Intanto, sono i rampolli di famiglie più ricche. A livello nazionale hanno un reddito medio di 25mila e 100 euro, contro i 15mila e 200 euro dei nuclei familiari dei ragazzi iscritti alle scuole statali. Il 43,2% di loro ha almeno un genitore laureato. Una percentuale più che doppia di quella che si riscontra tra coloro che frequentano gli istituti ministeriali (21,6%). Infine, nel 54,8% dei casi sia le loro mamme che i loro papà sono occupati. Percentuale anche questa superiore a quella riscontrata tra gli iscritti alle statali, che si ferma al 43,7%. I filtri sopra il grafico consentono di spostarsi tra i vari indicatori, ma soprattutto di muoversi tra regioni e province per comprendere quale sia la situazione nel territorio in cui si vive.

Ultimi commenti
  • Marco |

    La risposta è piuttosto semplice.
    Chi si iscrive nelle scuole paritarie,non viene bocciato perché sarebbe controproducente per l’Istituto.
    In pratica la scuola perderebbe degli ipotetici iscritti, mentre la statale deve comunque fare una selezione,per cui nella paritaria non si perdono anni mentre nella pubblica potrebbe capitare.
    Ovviamente la preparazione è inferiore nella paritaria…lo dico per esperienza personale.

  • gheron |

    Leggiamo sui giornali che la scuola pubblica italiana è fuori da ogni classifica di eccellenza oppure ne occupa gli ultimi posti.
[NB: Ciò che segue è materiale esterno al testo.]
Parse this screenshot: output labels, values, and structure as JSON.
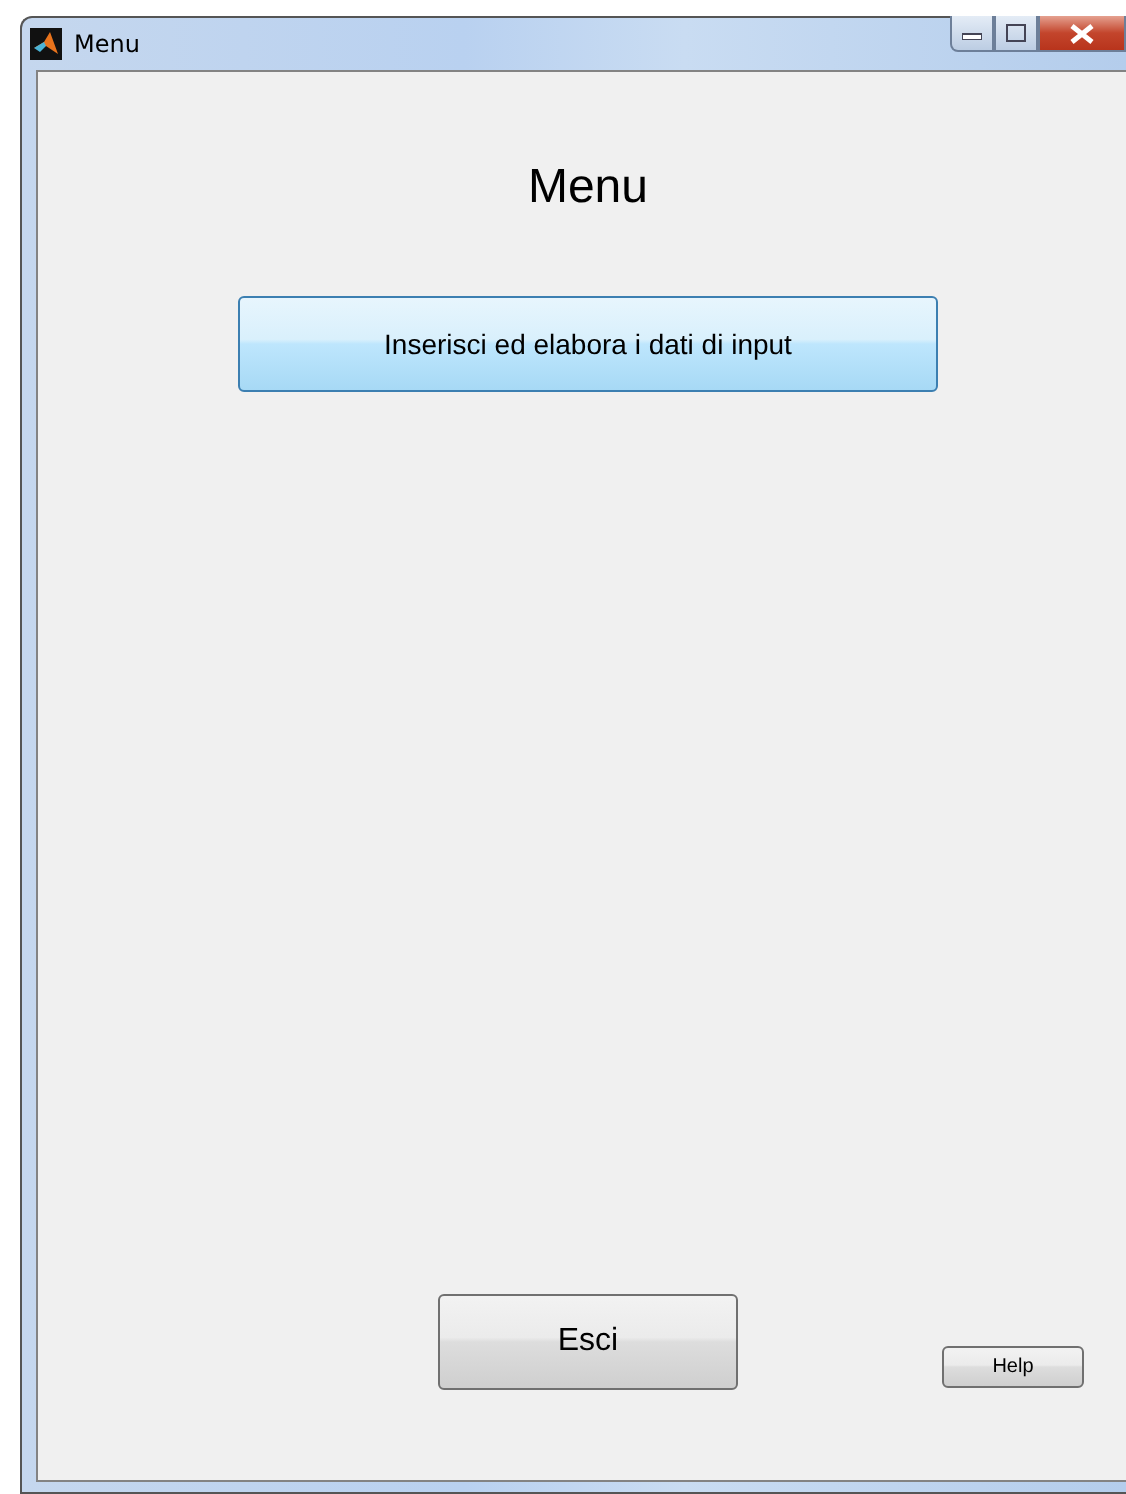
{
  "window": {
    "title": "Menu"
  },
  "heading": "Menu",
  "buttons": [
    {
      "label": "Inserisci ed elabora i dati di input"
    }
  ],
  "footer_buttons": [
    {
      "label": "Esci",
      "kind": "large"
    },
    {
      "label": "Help",
      "kind": "small"
    }
  ]
}
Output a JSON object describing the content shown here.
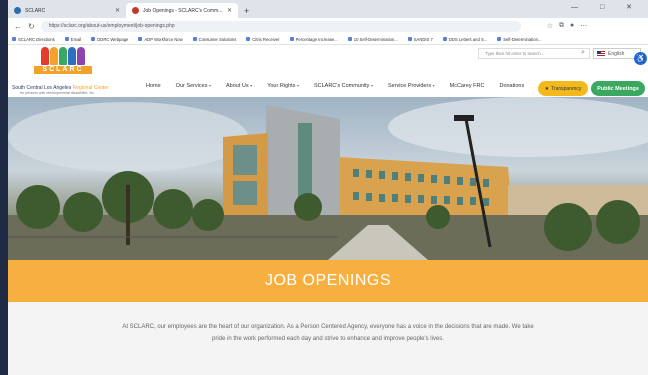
{
  "browser": {
    "tabs": [
      {
        "label": "SCLARC",
        "active": false
      },
      {
        "label": "Job Openings - SCLARC's Comm...",
        "active": true
      }
    ],
    "new_tab": "+",
    "window_controls": "— □ ✕",
    "url": "https://sclarc.org/about-us/employment/job-openings.php",
    "bookmarks": [
      "SCLARC Directions",
      "Email",
      "DDRC Webpage",
      "ADP Workforce Now",
      "Consumer Solutions",
      "Citrix Receiver",
      "Percentage Increase...",
      "10 Self-Determination...",
      "SANDIS 7",
      "DDS Letters and S...",
      "Self-Determination..."
    ]
  },
  "site": {
    "logo_text": "SCLARC",
    "org_name_prefix": "South Central Los Angeles ",
    "org_name_highlight": "Regional Center",
    "org_tagline": "for persons with developmental disabilities, inc.",
    "search_placeholder": "Type then hit enter to search...",
    "language": "English",
    "accessibility_icon": "accessibility-icon",
    "nav": [
      {
        "label": "Home",
        "caret": false
      },
      {
        "label": "Our Services",
        "caret": true
      },
      {
        "label": "About Us",
        "caret": true
      },
      {
        "label": "Your Rights",
        "caret": true
      },
      {
        "label": "SCLARC's Community",
        "caret": true
      },
      {
        "label": "Service Providers",
        "caret": true
      },
      {
        "label": "McCarey FRC",
        "caret": false
      },
      {
        "label": "Donations",
        "caret": false
      }
    ],
    "transparency_button": "Transparency",
    "public_meetings_button": "Public Meetings"
  },
  "banner_title": "JOB OPENINGS",
  "intro_text": "At SCLARC, our employees are the heart of our organization. As a Person Centered Agency, everyone has a voice in the decisions that are made. We take pride in the work performed each day and strive to enhance and improve people's lives.",
  "colors": {
    "banner": "#f7b03f",
    "public_button": "#3aa860",
    "transparency_button": "#f3b91c",
    "nav_text": "#333333"
  }
}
In questi ultimi sessanta anni i paraocchi ideologici ne anno combinato di disastri e questa istituzione e fra le peggio messe. Dopo le ultime infornate, nelle nostre scuole latitano più insegnanti che alunni; peccato che il loro tempo è massimamente impiegato nella discussione di rivendicazioni sindacali.

  • Aldo |

    Io dico che bisognerebbe fare una precisazione sulla validità delle scuole private. Intanto non è quasi mai vero che garantiscano un livello di istruzione comparabile con quelle pubbliche. Questo è spiegabile con la necessità di fatturare degli istituti privati. Perchè mai una scuola privata dovrebbe rinunciare all’introito che arriva dalla retta di uno studente bocciandolo ? Economicamente non avrebbe alcun senso. La statistica che pubblicate parla di benestanti ed è ovvio che solo i benestanti possano permettersi rette da qualche migliaio di euro l’anno. E’ poi evidente che il ragazzo con difficoltà nello studio venga ridiretto alle privata solo se benestante per questioni di costi. Quindi alla lunga solo i benestanti frequenteranno le private.
    Per esperienza personale posso dire che mentre nella scuola pubblica la selezione è per così dire naturale, con stragi di liceali dei primi due anni, nella privata generalmente non succede. Provate a controllare le statistiche di bocciature nel biennio di Liceo Scientifico e fatevi qualche domanda. E’ mai possibile che tutti gli asini vadano alla pubblica e tutti i ragazzi volenterosi vadano alla privata ?
    Io dico che uno stato dovrebbe assicurare mediante controlli o ispettori che il livello di difficoltà sia lo stesso fra scuole pubbliche e private, cosa che a parer mio non è.

  • porcospino |

    caspita, che ricchi, 25 000 euro di media, avranno di sicuro una bentley. dovreste ragionare piuttosto sul perchè appena uno ha qualche euro in più cerca di evitare le scuole statali che salvo qualche eccezione hanno numerosi problemi e finisce per pagare due volte, una volta allo stato e una volta all isituto. quello dovrebbe essere il focus.